I have had this condition for 17 years and was finally diagnosed 6 years ago. Doctors thought I was nuts when I described the "ice-pick in the ear" pain. It was comforting in some way for me to read your post and hear someone else describe the pain in the same way. I am new to this community and it has been so interesting to hear others who are dealing with the same strange condition as I have. I have never met or spoken with anyone else who has this condition. Anyway, I used to take Tegratol (sp?), but it made me fall asleep and feel dizzy and sick. Now I take hydroprophin, a combo of hydrocodone and Ibuprophin. I'm not sure if treating with pain meds is the "right" thing to do, but its the only thing that gives me relief and allows me to function in my job and as a mother.....or human being. I'm interested in this topical cream you are referring to. Are you still using it? What more can you tell me? I am going to see an ENT for the first time next month. It would be helpful to have some ideas to take with me. I have been through many neurologists and Mayo Clinic. I'm hoping an ENT might know something different.

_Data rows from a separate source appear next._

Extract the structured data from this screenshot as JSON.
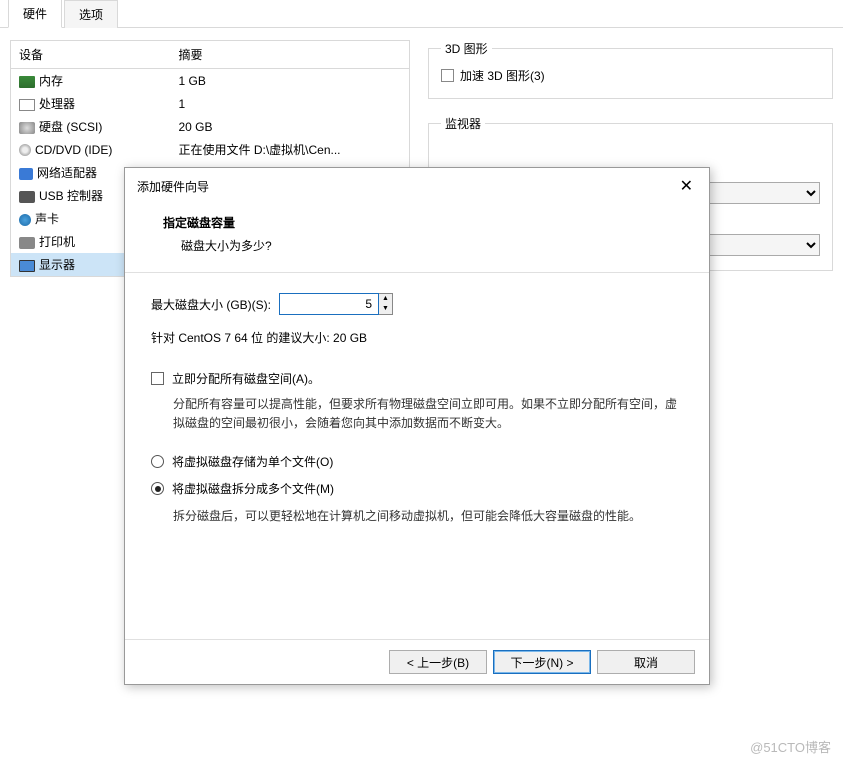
{
  "tabs": {
    "hardware": "硬件",
    "options": "选项"
  },
  "table": {
    "header_device": "设备",
    "header_summary": "摘要",
    "rows": [
      {
        "name": "内存",
        "summary": "1 GB",
        "icon": "ic-mem"
      },
      {
        "name": "处理器",
        "summary": "1",
        "icon": "ic-cpu"
      },
      {
        "name": "硬盘 (SCSI)",
        "summary": "20 GB",
        "icon": "ic-hdd"
      },
      {
        "name": "CD/DVD (IDE)",
        "summary": "正在使用文件 D:\\虚拟机\\Cen...",
        "icon": "ic-dvd"
      },
      {
        "name": "网络适配器",
        "summary": "",
        "icon": "ic-net"
      },
      {
        "name": "USB 控制器",
        "summary": "",
        "icon": "ic-usb"
      },
      {
        "name": "声卡",
        "summary": "",
        "icon": "ic-snd"
      },
      {
        "name": "打印机",
        "summary": "",
        "icon": "ic-prn"
      },
      {
        "name": "显示器",
        "summary": "",
        "icon": "ic-disp",
        "selected": true
      }
    ]
  },
  "right": {
    "group3d_title": "3D 图形",
    "group3d_checkbox": "加速 3D 图形(3)",
    "monitor_title": "监视器"
  },
  "wizard": {
    "title": "添加硬件向导",
    "heading": "指定磁盘容量",
    "sub": "磁盘大小为多少?",
    "maxsize_label": "最大磁盘大小 (GB)(S):",
    "maxsize_value": "5",
    "recommend": "针对 CentOS 7 64 位 的建议大小: 20 GB",
    "alloc_checkbox": "立即分配所有磁盘空间(A)。",
    "alloc_desc": "分配所有容量可以提高性能，但要求所有物理磁盘空间立即可用。如果不立即分配所有空间，虚拟磁盘的空间最初很小，会随着您向其中添加数据而不断变大。",
    "radio_single": "将虚拟磁盘存储为单个文件(O)",
    "radio_split": "将虚拟磁盘拆分成多个文件(M)",
    "split_desc": "拆分磁盘后，可以更轻松地在计算机之间移动虚拟机，但可能会降低大容量磁盘的性能。",
    "btn_back": "< 上一步(B)",
    "btn_next": "下一步(N) >",
    "btn_cancel": "取消"
  },
  "watermark": "@51CTO博客"
}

You are lucky to have a doc that prescribes the lidocaine for throat pain, it does help. It just does not last very long. They usually do not give this due to it adding to the difficult swallowing. I remember when seeing Dr. Tew in Ohio he used the lidocaine, as a diagnosis tool. He then prescribed it for the pain. It was viscous xylocaine, and it did help. For reasons unknown the pain can change, be gone for a week or so, then coming back still in same area, but spreading to different ones too. Something that helps me at times is drinking hot tea or coffee, not sure why? Coldness makes mine much worse. A pain specialist, most of them are anesthesiologist are trained to find the nerve responsible for pain, doing so by injecting the nerve, blocking pain, eventually locating nerve.Good luck with this process, just do not allow some of these docs, to dismiss your pain, I believe it's due to them not understanding this type of nerve pain. Hope you soon find the answers you need.
I have used plain topical lidocaine gel on the tonsil and around where the pain originates, but it only has a limited effect on my situation. The pain still triggers with eating, swallowing liquids. etc. It may work for you and it is worth a try.
I use a Morphine cream my pain mgmt dr & a compounding pharmacist developed. It is amazing & lasts hours.